The “Health in the 21st century” report by the OECD from 2019 paints a glooming picture of digitization in the health sector. In summary, the report estimates the health sector to be two decades behind other sectors like banking and retail when it comes to leveraging new digital opportunities. Needless to say, vast amounts of resources could be saved by taking a more proactive approach
On average, the OECD health budgets allocate 5% to digitization. The report, however, predicts that by doubling this share, the return would be three times as much in time saved, cost reductions and most importantly, patient satisfaction.
Smart use of data, IoT, predictions through AI and cloud-based systems are some of the tools that could make patients more satisfied with the healthcare they are offered, and in addition, save taxpayer money and create a better resource allocation within healthcare – so that doctors and nurses get to spend more of their time on the most pressing duties, the patients they care for.
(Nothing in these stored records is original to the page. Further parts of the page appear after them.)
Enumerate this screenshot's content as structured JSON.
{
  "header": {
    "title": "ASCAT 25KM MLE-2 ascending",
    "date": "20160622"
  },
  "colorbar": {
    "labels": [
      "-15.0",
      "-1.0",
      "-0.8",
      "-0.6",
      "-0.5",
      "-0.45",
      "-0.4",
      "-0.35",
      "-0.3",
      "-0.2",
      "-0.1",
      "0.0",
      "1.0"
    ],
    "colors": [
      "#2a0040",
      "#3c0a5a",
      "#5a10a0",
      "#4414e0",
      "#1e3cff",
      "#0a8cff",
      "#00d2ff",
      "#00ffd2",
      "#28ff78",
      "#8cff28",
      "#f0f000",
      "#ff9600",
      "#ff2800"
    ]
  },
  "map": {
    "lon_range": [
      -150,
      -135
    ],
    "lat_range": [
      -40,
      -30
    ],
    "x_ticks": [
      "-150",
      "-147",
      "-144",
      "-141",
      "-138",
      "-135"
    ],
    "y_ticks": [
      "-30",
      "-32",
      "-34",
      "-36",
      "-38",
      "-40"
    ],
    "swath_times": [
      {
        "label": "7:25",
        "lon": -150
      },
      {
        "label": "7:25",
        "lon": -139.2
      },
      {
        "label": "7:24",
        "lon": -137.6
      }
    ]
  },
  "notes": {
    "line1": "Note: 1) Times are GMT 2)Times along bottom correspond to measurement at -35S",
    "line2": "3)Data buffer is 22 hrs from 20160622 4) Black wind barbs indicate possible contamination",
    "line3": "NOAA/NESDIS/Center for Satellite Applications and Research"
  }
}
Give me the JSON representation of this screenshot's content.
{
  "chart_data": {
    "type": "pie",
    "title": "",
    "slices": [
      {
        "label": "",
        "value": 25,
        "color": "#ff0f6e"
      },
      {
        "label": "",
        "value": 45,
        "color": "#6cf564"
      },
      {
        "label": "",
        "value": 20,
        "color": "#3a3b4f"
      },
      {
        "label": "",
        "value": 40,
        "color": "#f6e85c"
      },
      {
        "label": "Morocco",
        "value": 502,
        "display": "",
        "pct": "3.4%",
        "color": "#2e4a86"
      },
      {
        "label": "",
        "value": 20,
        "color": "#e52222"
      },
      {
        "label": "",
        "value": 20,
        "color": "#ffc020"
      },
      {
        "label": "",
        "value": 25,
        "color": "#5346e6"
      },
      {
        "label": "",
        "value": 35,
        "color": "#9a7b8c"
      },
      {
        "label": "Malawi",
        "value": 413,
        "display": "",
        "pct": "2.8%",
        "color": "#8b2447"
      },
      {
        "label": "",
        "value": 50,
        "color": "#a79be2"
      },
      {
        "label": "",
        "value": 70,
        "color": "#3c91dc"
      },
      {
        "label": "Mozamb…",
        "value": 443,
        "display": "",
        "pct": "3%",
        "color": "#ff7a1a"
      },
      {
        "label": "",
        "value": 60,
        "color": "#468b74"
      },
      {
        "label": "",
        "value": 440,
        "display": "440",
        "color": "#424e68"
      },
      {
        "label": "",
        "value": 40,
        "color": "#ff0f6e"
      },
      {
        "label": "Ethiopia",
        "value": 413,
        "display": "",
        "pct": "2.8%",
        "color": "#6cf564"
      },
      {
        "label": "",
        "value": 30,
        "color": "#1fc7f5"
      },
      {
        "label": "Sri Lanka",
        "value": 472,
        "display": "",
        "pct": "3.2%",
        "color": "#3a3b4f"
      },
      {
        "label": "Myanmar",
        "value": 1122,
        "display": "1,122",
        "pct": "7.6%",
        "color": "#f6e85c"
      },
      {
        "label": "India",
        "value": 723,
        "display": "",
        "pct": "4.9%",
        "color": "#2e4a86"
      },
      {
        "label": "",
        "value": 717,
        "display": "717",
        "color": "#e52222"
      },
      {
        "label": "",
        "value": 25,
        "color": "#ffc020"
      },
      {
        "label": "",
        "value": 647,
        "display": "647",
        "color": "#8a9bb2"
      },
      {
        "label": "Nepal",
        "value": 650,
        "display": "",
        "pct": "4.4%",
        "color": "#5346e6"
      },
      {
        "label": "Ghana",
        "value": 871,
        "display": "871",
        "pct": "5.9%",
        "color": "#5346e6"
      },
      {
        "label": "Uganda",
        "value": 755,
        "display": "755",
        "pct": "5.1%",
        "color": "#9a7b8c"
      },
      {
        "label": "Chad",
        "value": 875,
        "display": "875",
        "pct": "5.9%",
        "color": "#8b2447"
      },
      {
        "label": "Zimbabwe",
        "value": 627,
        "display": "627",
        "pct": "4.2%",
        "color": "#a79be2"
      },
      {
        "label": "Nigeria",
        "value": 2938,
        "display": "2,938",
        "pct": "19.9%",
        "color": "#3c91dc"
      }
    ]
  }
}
Although work remains to be done, some countries are already experiencing what the new technologies have to offer. Below are a couple of examples of how they’ve applied new tech to make society healthier.
In 2018, TietoEVRY conducted an experiment with the city of Espoo to predict future health needs of their 250 000 citizens. The experiment combined the social, healthcare and early education client relationship data of the entire population for the years 2002–2016.
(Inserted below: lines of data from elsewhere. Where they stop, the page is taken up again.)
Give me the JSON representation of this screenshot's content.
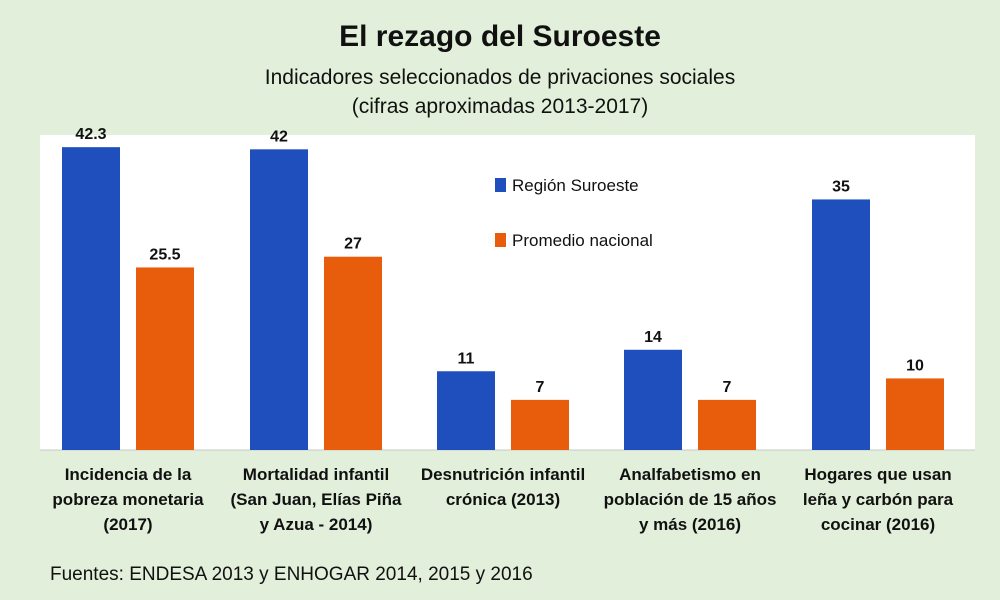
{
  "title": "El rezago del Suroeste",
  "subtitle_line1": "Indicadores seleccionados de privaciones sociales",
  "subtitle_line2": "(cifras aproximadas 2013-2017)",
  "source": "Fuentes: ENDESA 2013 y ENHOGAR 2014, 2015 y 2016",
  "colors": {
    "suroeste": "#1f4fbd",
    "nacional": "#e85d0c"
  },
  "chart_data": {
    "type": "bar",
    "title": "El rezago del Suroeste",
    "subtitle": "Indicadores seleccionados de privaciones sociales (cifras aproximadas 2013-2017)",
    "categories": [
      [
        "Incidencia de la",
        "pobreza monetaria",
        "(2017)"
      ],
      [
        "Mortalidad infantil",
        "(San Juan, Elías Piña",
        "y Azua - 2014)"
      ],
      [
        "Desnutrición infantil",
        "crónica (2013)"
      ],
      [
        "Analfabetismo en",
        "población de 15 años",
        "y más (2016)"
      ],
      [
        "Hogares que usan",
        "leña y carbón para",
        "cocinar (2016)"
      ]
    ],
    "series": [
      {
        "name": "Región Suroeste",
        "values": [
          42.3,
          42,
          11,
          14,
          35
        ],
        "labels": [
          "42.3",
          "42",
          "11",
          "14",
          "35"
        ]
      },
      {
        "name": "Promedio nacional",
        "values": [
          25.5,
          27,
          7,
          7,
          10
        ],
        "labels": [
          "25.5",
          "27",
          "7",
          "7",
          "10"
        ]
      }
    ],
    "ylim": [
      0,
      44
    ],
    "grid": false,
    "legend_position": "top-center-right"
  }
}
By analyzing this data mass, new preventive methods were identified for targeting services to citizens, for example, to prevent social exclusion. With support from AI and data analytics, new service paths can be developed. Social and healthcare service professionals can also utilize AI in their daily work to support decision making. A sign of the bourgeoning use of AI to make health care more proactive.
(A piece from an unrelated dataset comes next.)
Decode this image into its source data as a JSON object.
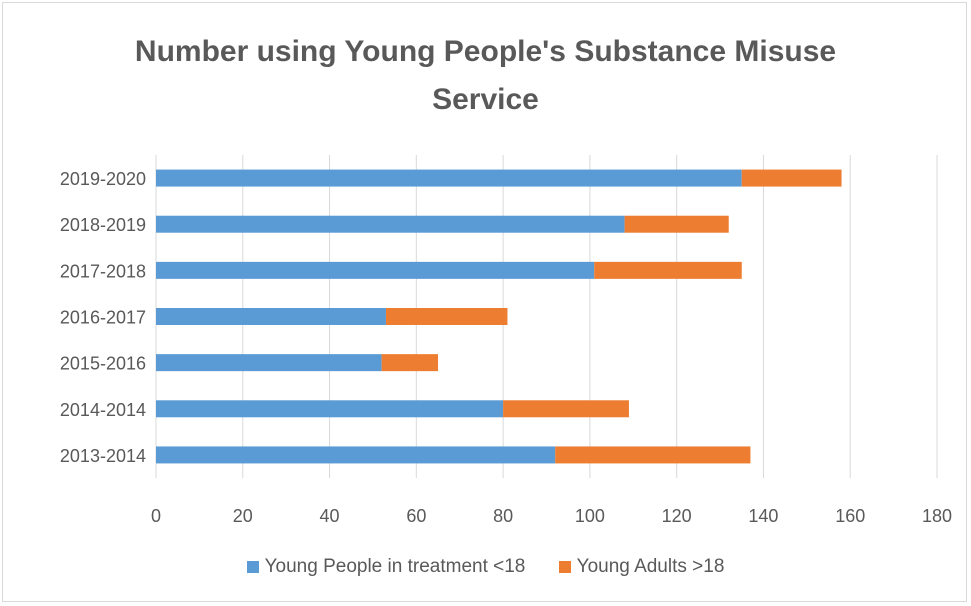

Since 2014, the Norwegian town of Lillehammer has used automated medicine-dispensing robots as part of an effort to ensure home care residents receive the right medicine at the right time. Now, the robots have been integrated with the Norwegian Gerica medical records system delivered by TietoEVRY. The integration boosts automation and frees up the time of nurses to focus on important clinical tasks.
Technical alerts such as "medicine delivered" and "medicine not delivered" from the robots are automatically logged in the medical record system before being communicated to a home service application used by healthcare professionals.
Lillehammer has had 26 medication robots from in use during the project period. Now they are ready to grow that number. Between 80 and 100 users are mapped, and the aim is for 70 medication robots to be rolled out by mid-June 2020.
In the future, there will be fewer care providers delivering the elderly care, while at the same time, care providers will increase the treatment and care for patients in their own homes.
In 2020, TietoEVRY started a joint innovation project with two Swedish municipalities, Malmö City and Kristianstad, with the aim of investigating how to introduce digitalization into the homes of users of a home care service. This was done through the voice-activated assistant “Florence”.
The goal was to use technology to support staff and users with a focus on three key areas:
The first phase of the test period was completed in April 2020. So far Florence is only a prototype and we are excited about continuing the examination and development of the service together with our customers.